Importantly, the scope of the Fitness Check goes beyond the text of individual legal instruments. It also covers how rules are implemented and supervised, how authorities cooperate and how guidance, tools and practices contribute to or detract from legal clarity.
This framing reflects a broader shift in EU regulatory thinking, influenced by the Draghi and Letta reports, towards a more systemic understanding of competitiveness. The underlying question is how to preserve high standards of protection while ensuring that the regulatory system remains workable and predictable for those subject to it.
Why does this matter for businesses operating in the EU digital economy?
For many organisations, the challenge today is not compliance with a single digital regulation, but managing multiple, partially overlapping regimes at the same time. This is particularly true for companies operating across borders or across different segments of the digital value chain.

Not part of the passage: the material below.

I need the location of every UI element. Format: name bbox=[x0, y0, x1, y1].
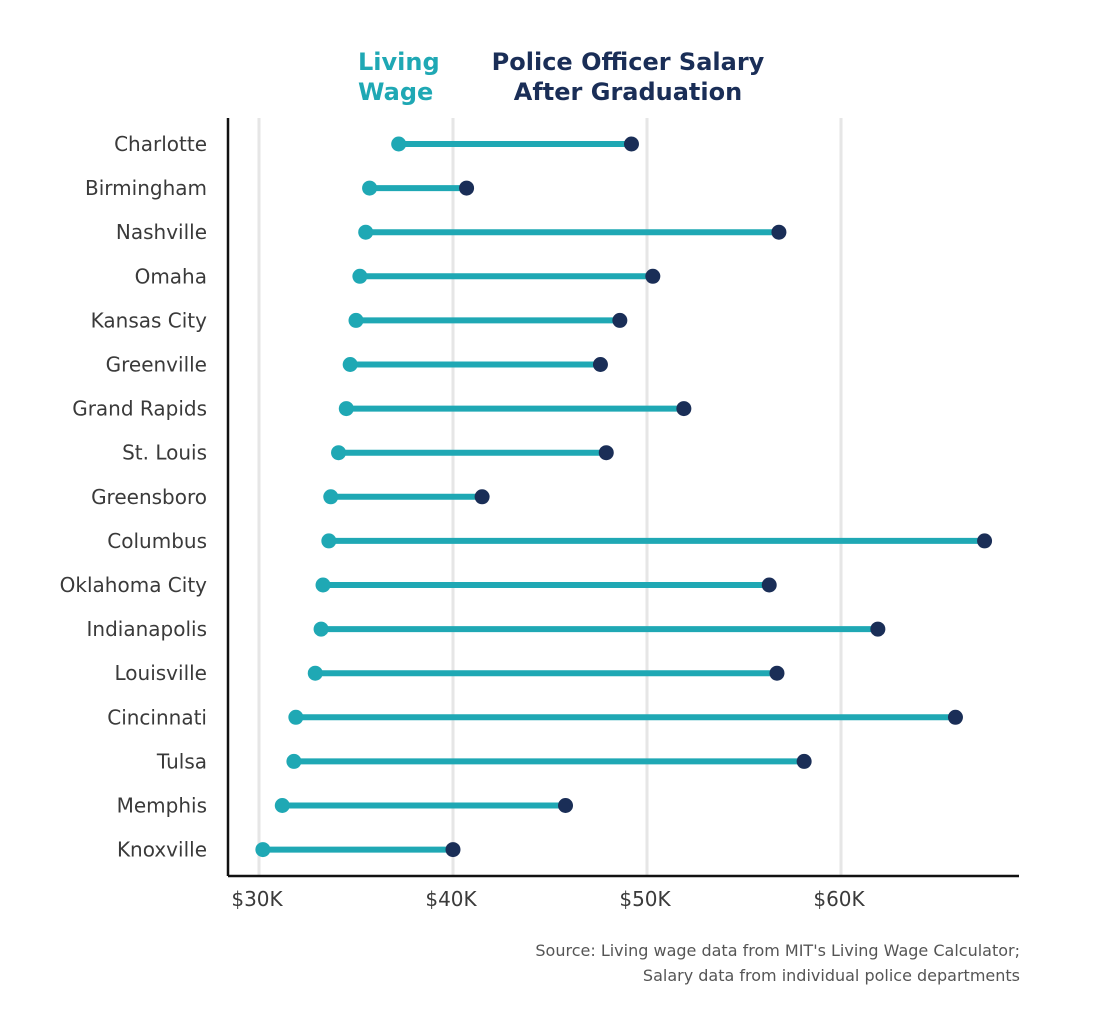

In practice, reporting obligations under different instruments may be triggered by the same incident. Similar concepts may be defined slightly differently across legal frameworks. Enforcement timelines and procedural expectations may not align. Even where each rule makes sense in isolation, the combined effect can generate uncertainty, delay and cost.
The Fitness Check provides an opportunity to make these dynamics visible in a structured way. From a business perspective, this is not about challenging the objectives of EU digital regulation. It is about providing feedback to the EU regulators on how the system functions and where adjustments or better coordination could improve efficiency without undermining core protections.

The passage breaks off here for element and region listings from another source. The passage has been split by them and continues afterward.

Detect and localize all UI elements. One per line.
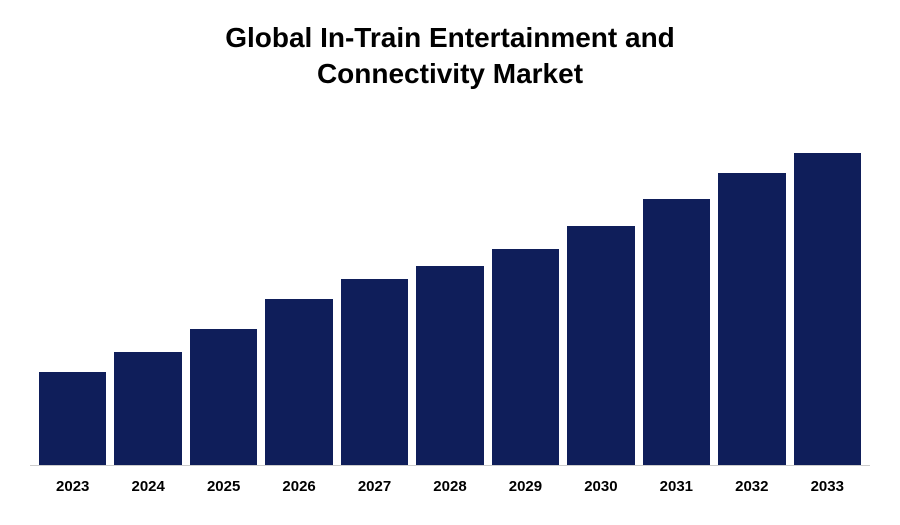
x-axis-label: 2033 xyxy=(794,478,861,495)
chart-title-line2: Connectivity Market xyxy=(317,58,583,89)
x-axis-labels: 2023 2024 2025 2026 2027 2028 2029 2030 2031 2032… xyxy=(30,466,870,495)
bar-group xyxy=(718,133,785,465)
bar xyxy=(567,226,634,465)
bar-group xyxy=(643,133,710,465)
x-axis-label: 2031 xyxy=(643,478,710,495)
x-axis-label: 2028 xyxy=(416,478,483,495)
bar-group xyxy=(341,133,408,465)
bar-group xyxy=(492,133,559,465)
x-axis-label: 2024 xyxy=(114,478,181,495)
x-axis-label: 2025 xyxy=(190,478,257,495)
bar xyxy=(341,279,408,465)
bar-group xyxy=(416,133,483,465)
bars-wrapper xyxy=(30,133,870,466)
x-axis-label: 2023 xyxy=(39,478,106,495)
bar-group xyxy=(265,133,332,465)
bar xyxy=(416,266,483,465)
bar-group xyxy=(794,133,861,465)
bar-group xyxy=(567,133,634,465)
bar xyxy=(265,299,332,465)
x-axis-label: 2032 xyxy=(718,478,785,495)
bar-chart: Global In-Train Entertainment and Connec… xyxy=(0,0,900,525)
bar xyxy=(39,372,106,465)
bar-group xyxy=(114,133,181,465)
bar xyxy=(492,249,559,465)
chart-title-line1: Global In-Train Entertainment and xyxy=(225,22,675,53)
plot-area: 2023 2024 2025 2026 2027 2028 2029 2030 2031 2032… xyxy=(30,133,870,495)
bar xyxy=(190,329,257,465)
x-axis-label: 2030 xyxy=(567,478,634,495)
bar xyxy=(643,199,710,465)
bar-group xyxy=(190,133,257,465)
bar xyxy=(718,173,785,465)
x-axis-label: 2029 xyxy=(492,478,559,495)
x-axis-label: 2027 xyxy=(341,478,408,495)
chart-title: Global In-Train Entertainment and Connec… xyxy=(30,20,870,93)
bar-group xyxy=(39,133,106,465)
bar xyxy=(114,352,181,465)
x-axis-label: 2026 xyxy=(265,478,332,495)
bar xyxy=(794,153,861,465)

What kind of input is likely to be most useful?
Previous evaluations suggest that the most impactful contributions are those that are concrete and grounded in practice. The Commission is not asking for abstract policy positions or sectoral advocacy. It is asking for evidence of how different rules interact in real scenarios.
Examples that illustrate cumulative impact across legal regimes, or that highlight governance and coordination challenges, are particularly relevant. So too are examples of good practices that have reduced administrative burden or improved legal clarity and could be scaled more widely.
Why timing matters
The consultation on the Digital Fitness Check runs until 11 March 2026. This is an early stage in what is expected to be a multi year evaluation process, with further targeted consultations and implementation dialogues planned.
Early input plays a significant role in shaping how issues are framed and prioritised. It helps determine which interactions between rules are examined in more depth and which governance questions are brought to the fore. From that perspective, participation is less about volume and more about relevance and quality.
A moment to engage with the system, not just react to it
The EU digital rulebook will continue to evolve. New technologies, new business models and new societal expectations will keep testing their limits. The Digital Fitness Check reflects a recognition that maintaining an effective regulatory framework requires not only new rules, but also reflection on how existing ones work together.
For businesses and other stakeholders, this is an opportunity to contribute constructively to that reflection. Doing so requires stepping back from individual compliance questions and considering the system as a whole. It also requires a careful balance between critical insight and respect for the institutional and political context in which EU digital regulation operates.
Timelex has published separate analyses on the Digital Omnibus proposals, which we link here and here for readers seeking a deeper dive into those initiatives. For those interested in the Digital Fitness Check itself, the consultation deadline of 11 March 2026 is a key date to keep in mind.
As attention increasingly shifts from rulemaking to implementation and enforcement, the outcomes of the Digital Fitness Check are likely to shape the practical operation of EU digital regulation for years to come.